As we’ve known for about a week, today was the day Panic’s charming/whacky/curious/all-of-the-above Playdate gaming device (and its crank!) went up for pre-order. The buzz around the little retro-inspired handheld seemed strong — but would that translate into actual sales?
The answer, it seems, is a hard yes. Panic committed to making 20,000 units for 2021, selling them on a first come, first serve basis. Any orders after that would still be accepted, but those orders wouldn’t ship until sometime in 2022 at the earliest.
According to Panic’s shipping estimator, those first 20,000 units were gone in under 20 minutes. That first 2021 batch went real quick. (We confirmed with a rep for Panic that the shipping estimator is accurate, and those first 20,000 units are spoken for.)
Like just about any much anticipated launch, the process wasn’t without its technical troubles. After a brief blink of server instability and 502 errors, Panic’s checkout system came online … only for the plug-in system they tapped to handle international shipping to come crashing down. This booted some international users out of the checkout flow and — quite unfortunately — out of their place in line and into the 2022 batch.

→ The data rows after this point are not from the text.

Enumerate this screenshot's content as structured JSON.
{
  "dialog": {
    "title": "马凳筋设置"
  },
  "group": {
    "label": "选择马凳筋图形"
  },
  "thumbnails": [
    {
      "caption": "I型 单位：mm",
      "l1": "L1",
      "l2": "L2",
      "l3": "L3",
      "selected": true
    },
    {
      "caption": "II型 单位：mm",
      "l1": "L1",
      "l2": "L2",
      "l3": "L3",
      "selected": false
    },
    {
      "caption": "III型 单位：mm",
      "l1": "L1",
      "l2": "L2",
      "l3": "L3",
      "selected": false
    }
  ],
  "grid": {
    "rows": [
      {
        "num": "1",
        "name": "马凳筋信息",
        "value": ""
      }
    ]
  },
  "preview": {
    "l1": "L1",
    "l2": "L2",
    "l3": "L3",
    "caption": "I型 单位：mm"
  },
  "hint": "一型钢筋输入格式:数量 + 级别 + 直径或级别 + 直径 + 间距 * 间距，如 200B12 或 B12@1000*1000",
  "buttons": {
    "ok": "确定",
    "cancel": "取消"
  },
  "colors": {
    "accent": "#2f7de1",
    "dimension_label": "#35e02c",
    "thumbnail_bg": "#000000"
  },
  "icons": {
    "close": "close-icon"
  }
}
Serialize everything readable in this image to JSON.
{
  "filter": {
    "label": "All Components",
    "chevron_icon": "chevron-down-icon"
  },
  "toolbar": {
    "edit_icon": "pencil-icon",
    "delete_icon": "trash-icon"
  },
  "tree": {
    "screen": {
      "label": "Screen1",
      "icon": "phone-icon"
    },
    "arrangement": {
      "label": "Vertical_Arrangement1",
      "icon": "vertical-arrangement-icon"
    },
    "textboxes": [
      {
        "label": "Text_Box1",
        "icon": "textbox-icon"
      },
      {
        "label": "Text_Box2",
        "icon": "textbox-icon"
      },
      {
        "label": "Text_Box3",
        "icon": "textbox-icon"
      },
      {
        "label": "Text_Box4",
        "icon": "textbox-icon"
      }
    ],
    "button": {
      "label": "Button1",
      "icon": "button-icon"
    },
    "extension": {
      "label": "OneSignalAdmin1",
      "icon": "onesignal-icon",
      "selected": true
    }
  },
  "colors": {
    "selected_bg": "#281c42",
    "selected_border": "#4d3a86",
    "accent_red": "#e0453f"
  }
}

There’s already talk, meanwhile, of a “2023 bucket” for orders, though the company notes that “it’ll take a while” before they get there.
For those who’ve missed the story so far: The Playdate is a kinda-sorta-experimental gaming device built by Panic (the team behind Mac apps like Transmit and Prompt, and which helped ship games like Firewatch and Untitled Goose Game) in collaboration with Teenage Engineering. Games are released to the $179 device in “seasons,” with two games (of varying length/complexity/etc.) scheduled to ship each week of its first three months. With a black-and-white screen, minimal buttons, and, yes, a crank (for controlling games, not charging the device), this one is less “WILL IT RUN CRYSIS?!” and more … blank canvas.
While we’re not talking next-gen-console-level sales here, selling tens of thousands of units in no time flat is a resounding accomplishment for a software team’s first dive into gaming hardware. Now they’ve just gotta get them out the door.